Pular para o conteúdo principal

"AI-SIMCO" E O DISCURSO REPAGINADO DO "MILAGRE BRASILEIRO"

"NINGUÉM SEGURA ESSE PAÍS": GENERAL EMÍLIO GARRASTAZU MÉDICI, NO AUGE DA DITADURA, VISITANDO UM EVENTO PROMOVIDO PELO SESI, EM BRASÍLIA, EM 1972.

A preocupação com o otimismo exagerado do governo Lula não se dá por acaso. Não há lógica que permita que um país considerado devastado pelo bolsolavajatismo se transforme da noite para o dia, em um país prestes a se tornar desenvolvido. Há muitas estranhezas em torno dessa narrativa festeira.

Uma dessas estranhezas é ver que os próprios neoliberais, incluindo economistas dos EUA e o próprio FMI estão torcendo para ver o Brasil se tornar uma das cinco ou dez maiores economias do mundo. Gente que, até pouco tempo atrás, era radical defensora de golpes contra a nação brasileira, de repente apoiar, em tese, a emancipação político-econômica do nosso país?

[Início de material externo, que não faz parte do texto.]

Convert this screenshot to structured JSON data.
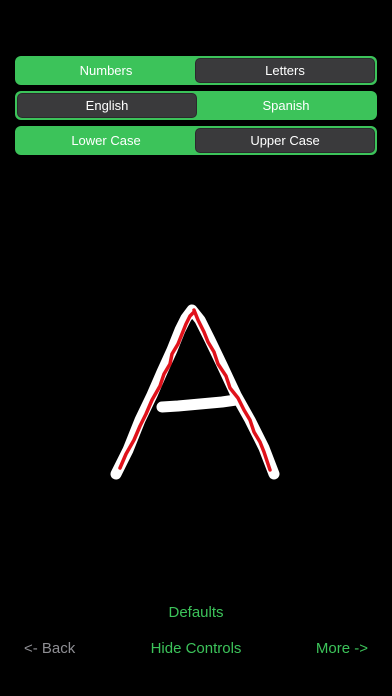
{
  "segment_number_letter": {
    "options": [
      "Numbers",
      "Letters"
    ],
    "selected": "Letters"
  },
  "segment_language": {
    "options": [
      "English",
      "Spanish"
    ],
    "selected": "English"
  },
  "segment_case": {
    "options": [
      "Lower Case",
      "Upper Case"
    ],
    "selected": "Upper Case"
  },
  "canvas": {
    "letter": "A",
    "guide_color": "#ffffff",
    "trace_color": "#e0121b"
  },
  "footer": {
    "defaults_label": "Defaults",
    "back_label": "<- Back",
    "hide_controls_label": "Hide Controls",
    "more_label": "More ->"
  },
  "colors": {
    "accent": "#3cc35a",
    "selected_segment": "#3a3a3c",
    "disabled_text": "#8e8e93",
    "background": "#000000"
  }
}
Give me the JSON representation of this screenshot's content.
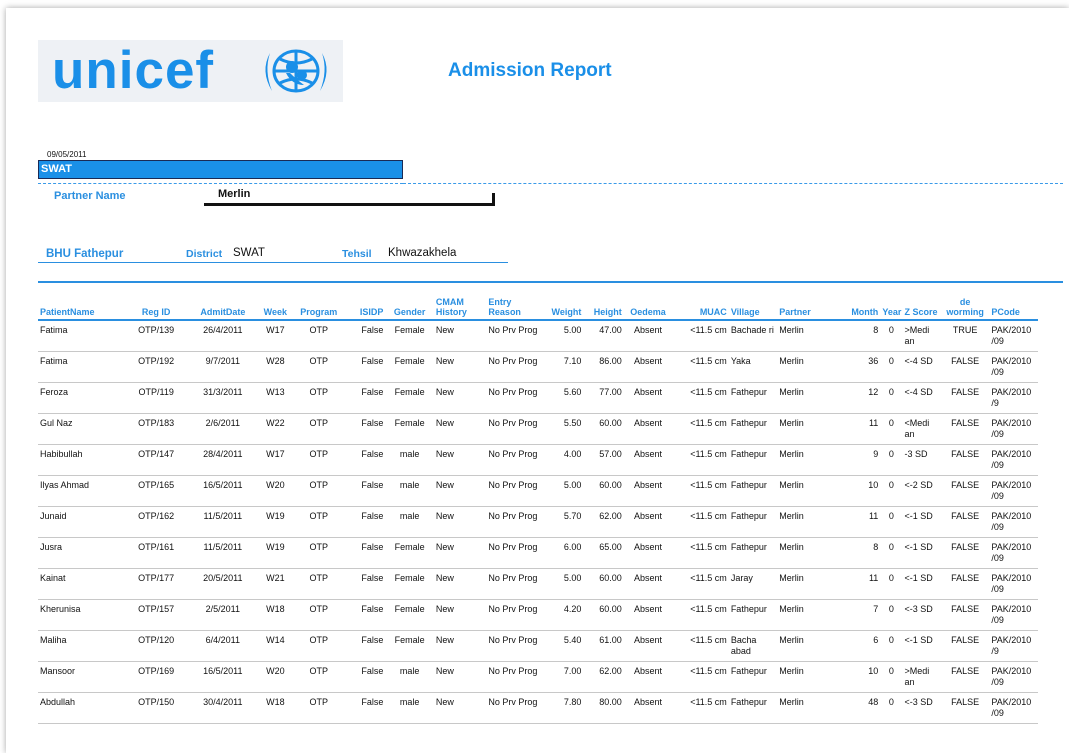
{
  "logo": {
    "text": "unicef",
    "emblem": "unicef-globe-emblem"
  },
  "report": {
    "title": "Admission Report",
    "date": "09/05/2011",
    "region": "SWAT"
  },
  "partner": {
    "label": "Partner Name",
    "value": "Merlin"
  },
  "facility": {
    "bhu": "BHU Fathepur",
    "district_label": "District",
    "district_value": "SWAT",
    "tehsil_label": "Tehsil",
    "tehsil_value": "Khwazakhela"
  },
  "colors": {
    "accent": "#1a8fe8",
    "region_bar": "#1a90e8",
    "heading": "#2a8fe0"
  },
  "table": {
    "columns": [
      "PatientName",
      "Reg ID",
      "AdmitDate",
      "Week",
      "Program",
      "ISIDP",
      "Gender",
      "CMAM History",
      "Entry Reason",
      "Weight",
      "Height",
      "Oedema",
      "MUAC",
      "Village",
      "Partner",
      "Month",
      "Year",
      "Z Score",
      "de worming",
      "PCode"
    ],
    "rows": [
      [
        "Fatima",
        "OTP/139",
        "26/4/2011",
        "W17",
        "OTP",
        "False",
        "Female",
        "New",
        "No Prv Prog",
        "5.00",
        "47.00",
        "Absent",
        "<11.5 cm",
        "Bachade ri",
        "Merlin",
        "8",
        "0",
        ">Medi an",
        "TRUE",
        "PAK/2010 /09"
      ],
      [
        "Fatima",
        "OTP/192",
        "9/7/2011",
        "W28",
        "OTP",
        "False",
        "Female",
        "New",
        "No Prv Prog",
        "7.10",
        "86.00",
        "Absent",
        "<11.5 cm",
        "Yaka",
        "Merlin",
        "36",
        "0",
        "<-4 SD",
        "FALSE",
        "PAK/2010 /09"
      ],
      [
        "Feroza",
        "OTP/119",
        "31/3/2011",
        "W13",
        "OTP",
        "False",
        "Female",
        "New",
        "No Prv Prog",
        "5.60",
        "77.00",
        "Absent",
        "<11.5 cm",
        "Fathepur",
        "Merlin",
        "12",
        "0",
        "<-4 SD",
        "FALSE",
        "PAK/2010 /9"
      ],
      [
        "Gul Naz",
        "OTP/183",
        "2/6/2011",
        "W22",
        "OTP",
        "False",
        "Female",
        "New",
        "No Prv Prog",
        "5.50",
        "60.00",
        "Absent",
        "<11.5 cm",
        "Fathepur",
        "Merlin",
        "11",
        "0",
        "<Medi an",
        "FALSE",
        "PAK/2010 /09"
      ],
      [
        "Habibullah",
        "OTP/147",
        "28/4/2011",
        "W17",
        "OTP",
        "False",
        "male",
        "New",
        "No Prv Prog",
        "4.00",
        "57.00",
        "Absent",
        "<11.5 cm",
        "Fathepur",
        "Merlin",
        "9",
        "0",
        "-3 SD",
        "FALSE",
        "PAK/2010 /09"
      ],
      [
        "Ilyas Ahmad",
        "OTP/165",
        "16/5/2011",
        "W20",
        "OTP",
        "False",
        "male",
        "New",
        "No Prv Prog",
        "5.00",
        "60.00",
        "Absent",
        "<11.5 cm",
        "Fathepur",
        "Merlin",
        "10",
        "0",
        "<-2 SD",
        "FALSE",
        "PAK/2010 /09"
      ],
      [
        "Junaid",
        "OTP/162",
        "11/5/2011",
        "W19",
        "OTP",
        "False",
        "male",
        "New",
        "No Prv Prog",
        "5.70",
        "62.00",
        "Absent",
        "<11.5 cm",
        "Fathepur",
        "Merlin",
        "11",
        "0",
        "<-1 SD",
        "FALSE",
        "PAK/2010 /09"
      ],
      [
        "Jusra",
        "OTP/161",
        "11/5/2011",
        "W19",
        "OTP",
        "False",
        "Female",
        "New",
        "No Prv Prog",
        "6.00",
        "65.00",
        "Absent",
        "<11.5 cm",
        "Fathepur",
        "Merlin",
        "8",
        "0",
        "<-1 SD",
        "FALSE",
        "PAK/2010 /09"
      ],
      [
        "Kainat",
        "OTP/177",
        "20/5/2011",
        "W21",
        "OTP",
        "False",
        "Female",
        "New",
        "No Prv Prog",
        "5.00",
        "60.00",
        "Absent",
        "<11.5 cm",
        "Jaray",
        "Merlin",
        "11",
        "0",
        "<-1 SD",
        "FALSE",
        "PAK/2010 /09"
      ],
      [
        "Kherunisa",
        "OTP/157",
        "2/5/2011",
        "W18",
        "OTP",
        "False",
        "Female",
        "New",
        "No Prv Prog",
        "4.20",
        "60.00",
        "Absent",
        "<11.5 cm",
        "Fathepur",
        "Merlin",
        "7",
        "0",
        "<-3 SD",
        "FALSE",
        "PAK/2010 /09"
      ],
      [
        "Maliha",
        "OTP/120",
        "6/4/2011",
        "W14",
        "OTP",
        "False",
        "Female",
        "New",
        "No Prv Prog",
        "5.40",
        "61.00",
        "Absent",
        "<11.5 cm",
        "Bacha abad",
        "Merlin",
        "6",
        "0",
        "<-1 SD",
        "FALSE",
        "PAK/2010 /9"
      ],
      [
        "Mansoor",
        "OTP/169",
        "16/5/2011",
        "W20",
        "OTP",
        "False",
        "male",
        "New",
        "No Prv Prog",
        "7.00",
        "62.00",
        "Absent",
        "<11.5 cm",
        "Fathepur",
        "Merlin",
        "10",
        "0",
        ">Medi an",
        "FALSE",
        "PAK/2010 /09"
      ],
      [
        "Abdullah",
        "OTP/150",
        "30/4/2011",
        "W18",
        "OTP",
        "False",
        "male",
        "New",
        "No Prv Prog",
        "7.80",
        "80.00",
        "Absent",
        "<11.5 cm",
        "Fathepur",
        "Merlin",
        "48",
        "0",
        "<-3 SD",
        "FALSE",
        "PAK/2010 /09"
      ]
    ]
  }
}
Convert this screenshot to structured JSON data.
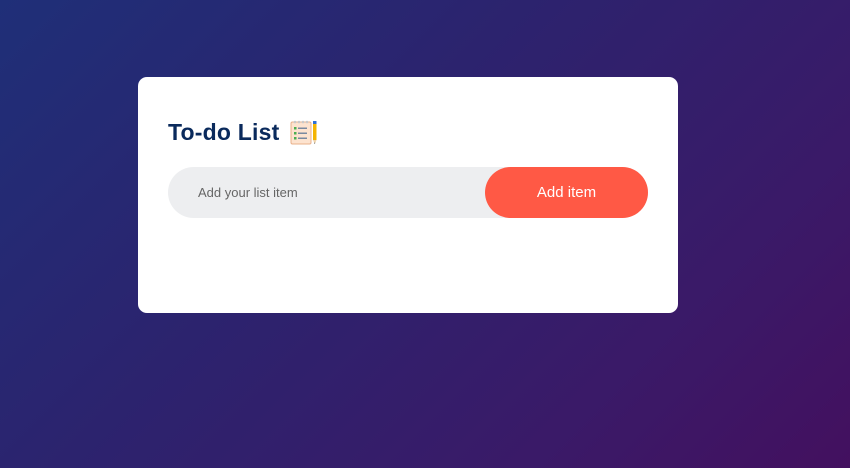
{
  "app": {
    "title": "To-do List",
    "title_icon": "notepad-checklist-icon"
  },
  "form": {
    "input_placeholder": "Add your list item",
    "input_value": "",
    "add_button_label": "Add item"
  },
  "list": {
    "items": []
  },
  "colors": {
    "accent": "#ff5945",
    "title": "#0a2a5c",
    "input_background": "#edeef0",
    "background_start": "#1f2f78",
    "background_end": "#43105f"
  }
}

Temos que avisar aos aloprados do deslumbramento com o momento de Lula 3.0 que não se pode confundir um convalescente com uma pessoa saudável. Da mesma forma, não podemos confiar quando os neoliberais de repente passaram a apoiar um projeto político que, na teoria, se compromete com causas esquerdistas. Algo deve estar estranho, de um modo ou de outro.

Sou jornalista e meu compromisso não é escrever textos agradáveis. Analiso fatos, não conto estórias de fadas e animais humanizados. Não posso viver no mundo da fantasia, e somente o negacionista factual e seus adeptos, movidos pelo medo da realidade, é que se atrevem a boicotar textos que escapem de suas visões fantasiosas, fabulosas e fantásticas.

As narrativas que prevalecem nas redes sociais - que praticamente monopolizam a chamada "opinião pública" - refletem o clima de "AI-SIMco" que vivemos, em que o padrão de "ver a realidade" sempre tem que seguir um patamar que não é necessariamente realista, mas envolve visões e abordagens compartilhados pela grande mídia empresarial e pela classe média abastada. 

Quem fugir dessas narrativas oficiais pode não sofrer a violência física do DOI-CODI, situação hoje lembrada através do caso Rubens Paiva, retratado no filme Eu Ainda Estou Aqui, de Walter Salles. Mas sofre o cancelamento impiedoso da Internet, com o negacionista factual orquestrando o boicote a textos questionadores.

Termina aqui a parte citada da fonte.